Training school ambition for Littlewoods Building

Media caption,

The landmark Liverpool building is set to become a film and TV studio production hub

  • Published

A Liverpool-born TV producer responsible for the likes of Have I Got News for You and Derry Girls has said he wants to bring a film and TV production school to the city's Littlewoods Building studios project.

Hat Trick Productions co-founder Jimmy Mulville is now part of a group working with Liverpool City Region Mayor Steve Rotheram and industry experts to provide an education hub inside the building on Edge Lane.

He said conversations about how to fund it were taking place behind the scenes with government and private sector investors.

Some opposition politicians in Liverpool have been sceptical that the mammoth regeneration project will ever come to fruition, due to the costs involved.

'Big opportunity'

While remediation work on the landmark site has been completed, the conversion of the building into a film studio will require millions of pounds in funding.

The Liverpool City Region Combined Authority has so far committed up to £17m.

Mulville said he was working with the London Screen Academy, a free school in the capital which provides16-18 year olds with vocational training in aspects of film and television production.

He said adding a school in Liverpool would be "the jewel in the crown" of the film studio project and would be part of the same academy trust as its southern counterpart.

Mulville said conversations with government had been positive.

He said: "They see it as a big opportunity in one fell swoop to not just bring the creative industries to the North West, but also to level up and to increase the skills uptake in an area where it's needed."

The Treasury has been asked to comment on the plans.

'I owe the city'

There has always been the intention for an education provider to be part of the Littlewoods studio project.

Liverpool John Moores University had been signed up as an anchor tenant, but pulled out in 2022.

Born and raised in the Walton area of Liverpool, Mulville said he felt he "owed the city" for his education and council grant which saw him graduate from Cambridge University.

He co-founded Hat Trick Productions in 1986. His other credits include Drop the Dead Donkey and Room 101.

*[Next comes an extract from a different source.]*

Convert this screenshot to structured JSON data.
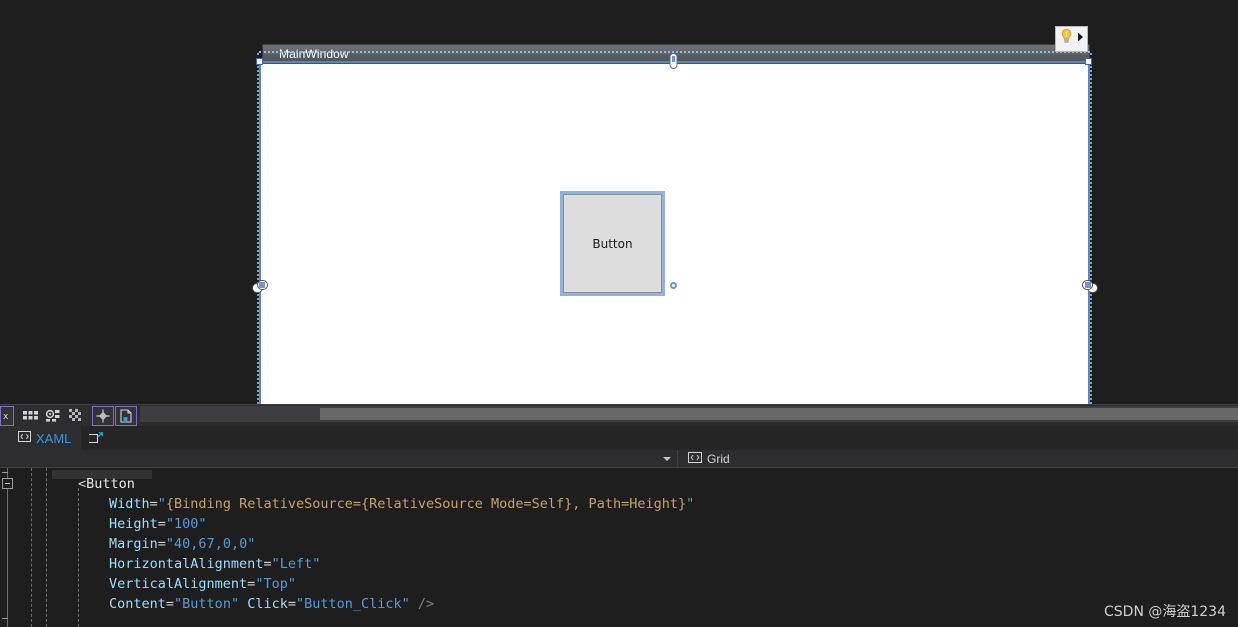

Mulville said he would love students to learn "inside a thriving production centre, opposite two state-of-the-art studios" and that they would be "rubbing shoulders with the people who are actually doing what they want to do" in film and television.

He added: "I'm very happy to sell this idea. Someone once said to me, what's the secret of pitching?

"I said find something brilliant to pitch, and I think this IS something brilliant to pitch."